On Monday, the Dow Jones Industrial Average regained more than 400 points in volatile trading after losing more than 2,000 points or 10 percent in value — more than $1 trillion — since late January. Last week was the worst that US markets had experienced in two years.
More Turbulence Ahead
Last week’s sell-off came amid rising bond yields, an indicator of possible inflation, MarketWatch reported on Friday. Strategists also said equity markets were due for a pullback after big gains in January and throughout 2017, the report added.
"We had several days of declining stock prices — ‘re-pricing of risk’ — or correction, and now one may expect a period of choppy trading that eventually finds a stabilizing range, but with more variation than before," retired Brown University Assistant Professor of Economics Barry Friedman said.
"It was clear to most analysts you would see in January on CNBC or read in Bloomberg View that the euphoric and steady rise in the stock averages were not sustainable for a long period," he said.
Investors were building into their expectations the increased profit potential for businesses after the Trump administration’s anticipated new tax policy was enacted, Friedman noted.

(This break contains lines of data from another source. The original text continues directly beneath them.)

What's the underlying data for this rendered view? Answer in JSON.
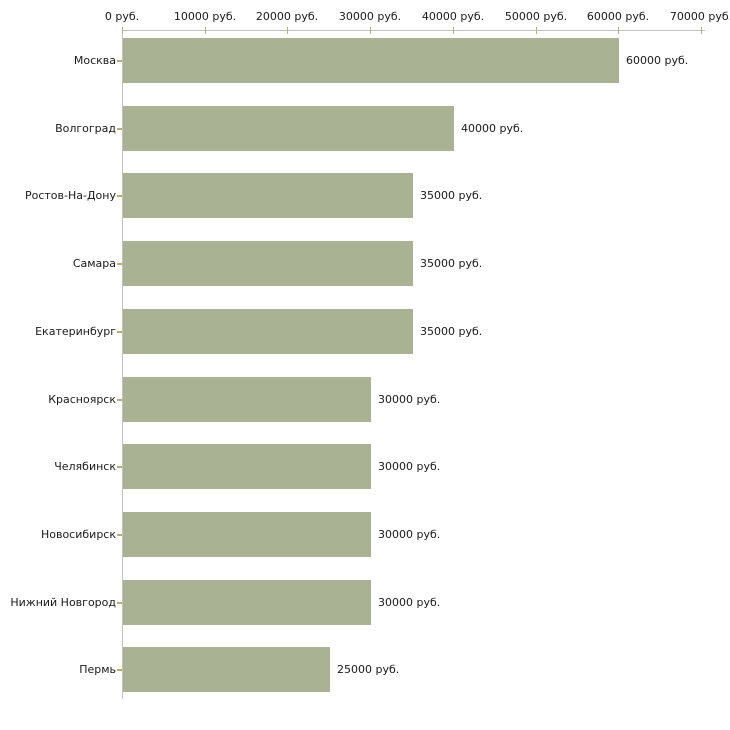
{
  "chart_data": {
    "type": "bar",
    "orientation": "horizontal",
    "unit": "руб.",
    "categories": [
      "Москва",
      "Волгоград",
      "Ростов-На-Дону",
      "Самара",
      "Екатеринбург",
      "Красноярск",
      "Челябинск",
      "Новосибирск",
      "Нижний Новгород",
      "Пермь"
    ],
    "values": [
      60000,
      40000,
      35000,
      35000,
      35000,
      30000,
      30000,
      30000,
      30000,
      25000
    ],
    "value_labels": [
      "60000 руб.",
      "40000 руб.",
      "35000 руб.",
      "35000 руб.",
      "35000 руб.",
      "30000 руб.",
      "30000 руб.",
      "30000 руб.",
      "30000 руб.",
      "25000 руб."
    ],
    "x_tick_values": [
      0,
      10000,
      20000,
      30000,
      40000,
      50000,
      60000,
      70000
    ],
    "x_tick_labels": [
      "0 руб.",
      "10000 руб.",
      "20000 руб.",
      "30000 руб.",
      "40000 руб.",
      "50000 руб.",
      "60000 руб.",
      "70000 руб."
    ],
    "xlim": [
      0,
      70000
    ],
    "grid": false,
    "legend": null,
    "colors": {
      "bar": "#aab294",
      "axis": "#c0c0c0",
      "tick": "#b8af77",
      "text": "#1a1a1a",
      "background": "#ffffff"
    }
  }
}
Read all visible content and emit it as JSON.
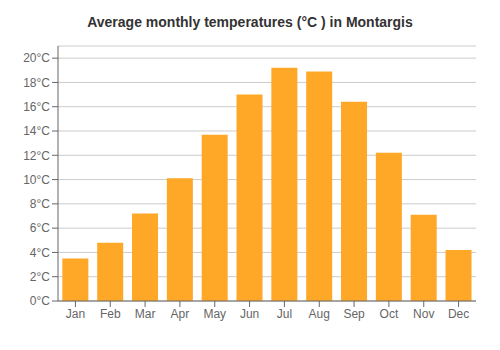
{
  "chart_data": {
    "type": "bar",
    "title": "Average monthly temperatures (°C ) in Montargis",
    "categories": [
      "Jan",
      "Feb",
      "Mar",
      "Apr",
      "May",
      "Jun",
      "Jul",
      "Aug",
      "Sep",
      "Oct",
      "Nov",
      "Dec"
    ],
    "values": [
      3.5,
      4.8,
      7.2,
      10.1,
      13.7,
      17.0,
      19.2,
      18.9,
      16.4,
      12.2,
      7.1,
      4.2
    ],
    "color": "#FFA726",
    "ylim": [
      0,
      21
    ],
    "yticks": [
      {
        "value": 0,
        "label": "0°C"
      },
      {
        "value": 2,
        "label": "2°C"
      },
      {
        "value": 4,
        "label": "4°C"
      },
      {
        "value": 6,
        "label": "6°C"
      },
      {
        "value": 8,
        "label": "8°C"
      },
      {
        "value": 10,
        "label": "10°C"
      },
      {
        "value": 12,
        "label": "12°C"
      },
      {
        "value": 14,
        "label": "14°C"
      },
      {
        "value": 16,
        "label": "16°C"
      },
      {
        "value": 18,
        "label": "18°C"
      },
      {
        "value": 20,
        "label": "20°C"
      }
    ],
    "grid": true
  }
}
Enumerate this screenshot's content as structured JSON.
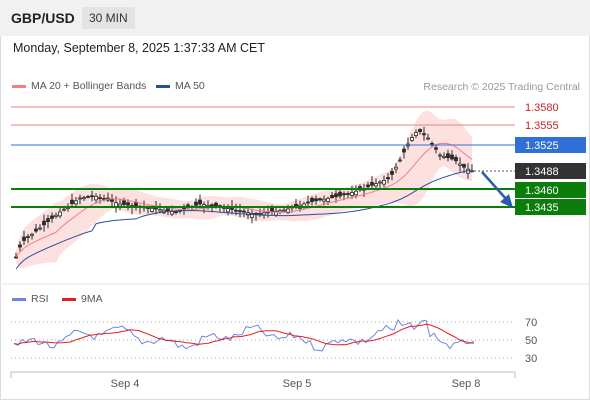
{
  "header": {
    "symbol": "GBP/USD",
    "timeframe": "30 MIN"
  },
  "datetime": "Monday, September 8, 2025 1:37:33 AM CET",
  "legend": {
    "ma20_label": "MA 20 + Bollinger Bands",
    "ma50_label": "MA 50",
    "credit": "Research © 2025 Trading Central"
  },
  "levels": [
    {
      "label": "1.3580",
      "style": "resistance-weak",
      "color": "#f08080"
    },
    {
      "label": "1.3555",
      "style": "resistance-weak",
      "color": "#f08080"
    },
    {
      "label": "1.3525",
      "style": "pivot",
      "color": "#2f6fd6"
    },
    {
      "label": "1.3488",
      "style": "last-price",
      "color": "#333333"
    },
    {
      "label": "1.3460",
      "style": "support",
      "color": "#0a7d0a"
    },
    {
      "label": "1.3435",
      "style": "support",
      "color": "#0a7d0a"
    }
  ],
  "rsi": {
    "legend_rsi": "RSI",
    "legend_9ma": "9MA",
    "ticks": [
      "70",
      "50",
      "30"
    ]
  },
  "xaxis": {
    "labels": [
      "Sep 4",
      "Sep 5",
      "Sep 8"
    ]
  },
  "colors": {
    "ma20": "#f08080",
    "ma50": "#2a4f9a",
    "bollinger_fill": "#fde0e0",
    "candle": "#2b2b2b",
    "rsi": "#6f86e0",
    "rsi_ma": "#e02020",
    "arrow": "#2a5ca8"
  }
}
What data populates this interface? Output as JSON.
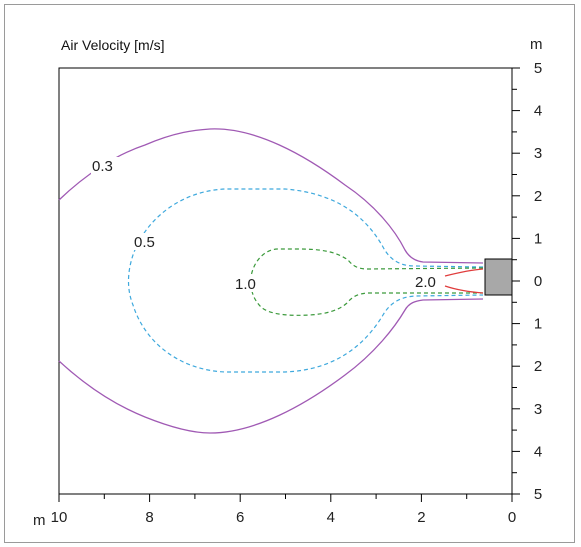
{
  "title": "Air Velocity [m/s]",
  "x_axis": {
    "unit_label": "m",
    "range": [
      10,
      0
    ],
    "major_ticks": [
      10,
      8,
      6,
      4,
      2,
      0
    ],
    "tick_labels": [
      "10",
      "8",
      "6",
      "4",
      "2",
      "0"
    ]
  },
  "y_axis": {
    "unit_label": "m",
    "range": [
      -5,
      5
    ],
    "major_ticks": [
      5,
      4,
      3,
      2,
      1,
      0,
      -1,
      -2,
      -3,
      -4,
      -5
    ],
    "tick_labels": [
      "5",
      "4",
      "3",
      "2",
      "1",
      "0",
      "1",
      "2",
      "3",
      "4",
      "5"
    ]
  },
  "contours": [
    {
      "label": "0.3",
      "color": "#a05ab4",
      "dashed": false
    },
    {
      "label": "0.5",
      "color": "#3fa9dd",
      "dashed": true
    },
    {
      "label": "1.0",
      "color": "#3c9a3c",
      "dashed": true
    },
    {
      "label": "2.0",
      "color": "#e03c3c",
      "dashed": false
    }
  ],
  "outlet": {
    "color": "#a8a8a8",
    "x_range": [
      0,
      0.55
    ],
    "y_range": [
      -0.35,
      0.45
    ]
  }
}
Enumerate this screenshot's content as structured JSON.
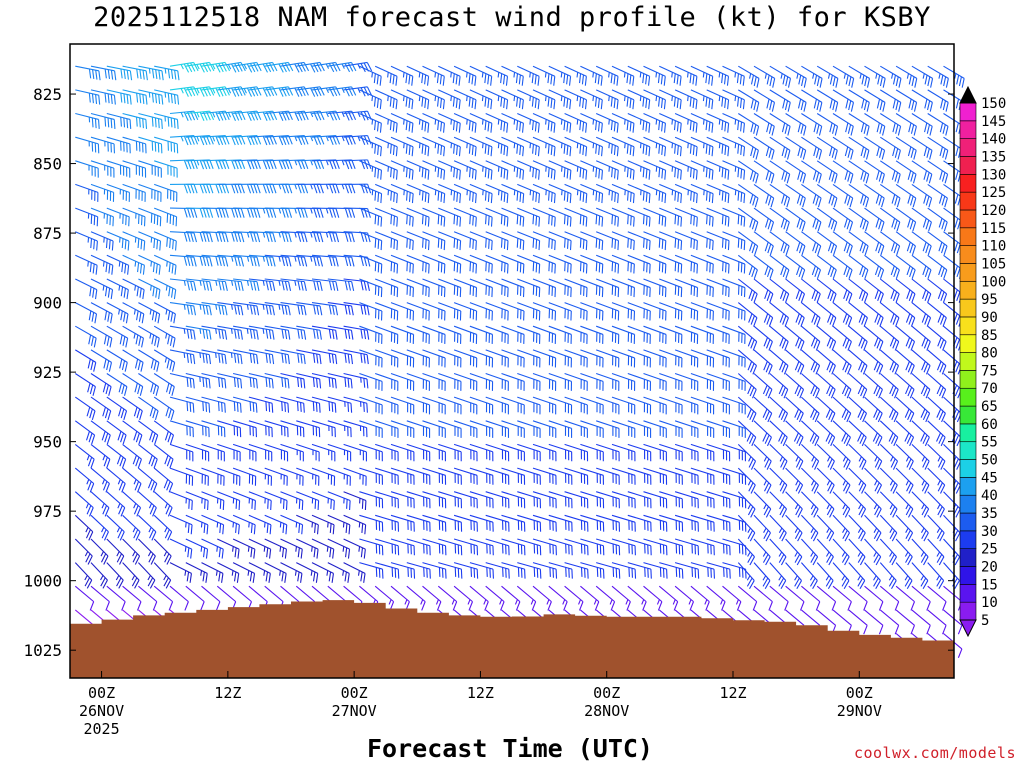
{
  "title": "2025112518 NAM forecast wind profile (kt) for KSBY",
  "credit": "coolwx.com/models",
  "chart_data": {
    "type": "heatmap",
    "subtype": "wind-barb time-height profile",
    "title": "2025112518 NAM forecast wind profile (kt) for KSBY",
    "xlabel": "Forecast Time (UTC)",
    "ylabel": "",
    "x_range_hours": [
      -3,
      81
    ],
    "y_range_mb": [
      1035,
      807
    ],
    "x_ticks": [
      {
        "hour": 0,
        "lines": [
          "00Z",
          "26NOV",
          "2025"
        ]
      },
      {
        "hour": 12,
        "lines": [
          "12Z"
        ]
      },
      {
        "hour": 24,
        "lines": [
          "00Z",
          "27NOV"
        ]
      },
      {
        "hour": 36,
        "lines": [
          "12Z"
        ]
      },
      {
        "hour": 48,
        "lines": [
          "00Z",
          "28NOV"
        ]
      },
      {
        "hour": 60,
        "lines": [
          "12Z"
        ]
      },
      {
        "hour": 72,
        "lines": [
          "00Z",
          "29NOV"
        ]
      }
    ],
    "y_ticks": [
      825,
      850,
      875,
      900,
      925,
      950,
      975,
      1000,
      1025
    ],
    "colorbar": {
      "levels": [
        5,
        10,
        15,
        20,
        25,
        30,
        35,
        40,
        45,
        50,
        55,
        60,
        65,
        70,
        75,
        80,
        85,
        90,
        95,
        100,
        105,
        110,
        115,
        120,
        125,
        130,
        135,
        140,
        145,
        150
      ],
      "colors": [
        "#8a1cf0",
        "#5a14f0",
        "#2f14e8",
        "#2020c8",
        "#1c3cf0",
        "#1c5cf0",
        "#1c80f0",
        "#1ca0f0",
        "#1cd0e6",
        "#1ce6c8",
        "#18f0a0",
        "#38e838",
        "#58f01c",
        "#90f01c",
        "#c0f81c",
        "#f0f81c",
        "#f8e01c",
        "#f8c81c",
        "#f8b01c",
        "#f89c1c",
        "#f88c1c",
        "#f87818",
        "#f85818",
        "#f83818",
        "#f82020",
        "#f02050",
        "#f02078",
        "#f020a0",
        "#f020d0",
        "#f020f0"
      ]
    },
    "surface_pressure": [
      {
        "hour": -3,
        "mb": 1016
      },
      {
        "hour": 0,
        "mb": 1015
      },
      {
        "hour": 3,
        "mb": 1013
      },
      {
        "hour": 6,
        "mb": 1012
      },
      {
        "hour": 9,
        "mb": 1011
      },
      {
        "hour": 12,
        "mb": 1010
      },
      {
        "hour": 15,
        "mb": 1009
      },
      {
        "hour": 18,
        "mb": 1008
      },
      {
        "hour": 21,
        "mb": 1007
      },
      {
        "hour": 24,
        "mb": 1007
      },
      {
        "hour": 27,
        "mb": 1009
      },
      {
        "hour": 30,
        "mb": 1011
      },
      {
        "hour": 33,
        "mb": 1012
      },
      {
        "hour": 36,
        "mb": 1013
      },
      {
        "hour": 40,
        "mb": 1013
      },
      {
        "hour": 44,
        "mb": 1012
      },
      {
        "hour": 48,
        "mb": 1013
      },
      {
        "hour": 54,
        "mb": 1013
      },
      {
        "hour": 57,
        "mb": 1013
      },
      {
        "hour": 60,
        "mb": 1014
      },
      {
        "hour": 66,
        "mb": 1015
      },
      {
        "hour": 69,
        "mb": 1017
      },
      {
        "hour": 72,
        "mb": 1019
      },
      {
        "hour": 75,
        "mb": 1020
      },
      {
        "hour": 78,
        "mb": 1021
      },
      {
        "hour": 81,
        "mb": 1022
      }
    ]
  }
}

"At the same time, a corresponding expectation was that at some time in the future we would see higher interest rates and rising inflation, both to a gradual degree if all went well," he said.
Major investors in the market were already prepared to sell holdings in anticipation of a downturn, Friedman pointed out.
"Any money manager should be fired if he didn't have a plan to lighten up somewhat on stocks and head for the exit door at a sign of reversal," Friedman added.
The US markets overreacted to news that was negative but not extreme, Friedman maintained.
Some of the market selloffs in the past week had been undertaken to give money managers the cash on hand, or liquidity to take advantage of undervalued stocks after the anticipated market correction, or limited downturn took place, Friedman assessed.
"So there is a priority to lighten up quickly to be able to pick up some bargains late," he said. "You will hear about some derivative funds that crashed, but that is not the main story."
Friedman said he saw "reasonable evidence" of global growth to provide underlying strength and he added that President Donald Trump’s tax policy was clearly favorable to company profits in that environment.
US President Ronald Reagan said after the 1987 one-day crash, "the fundamentals are strong," Friedman reminded. Many stocks have been vulnerable to sudden declines as news affects sentiment and expectations, but investors should not overreact, Friedman cautioned.
"Don't panic, get some specific strategic advice on dealing with variations, and good," he recommended.
Independent Institute Center for Peace & Freedom Director Ivan Eland told Sputnik that US stocks had been overvalued so that a correction in the market had been inevitable given the price-to-earnings and adjusted price-to-earnings ratios were "out of kilter."
"The underlying US economy is good, so I don’t think it’s worrisome," Eland said.
The US stock market has been going up for over two years with no correction, analysts have noted.
Last week’s Dow Jones plunge caused a chain reaction, hitting exchanges around the globe over anxieties of interest rate hikes. On Friday, Tokyo stocks dropped 3.4 percent in the morning trade while China’s benchmark indexes posted significant losses for the first time in more than two years.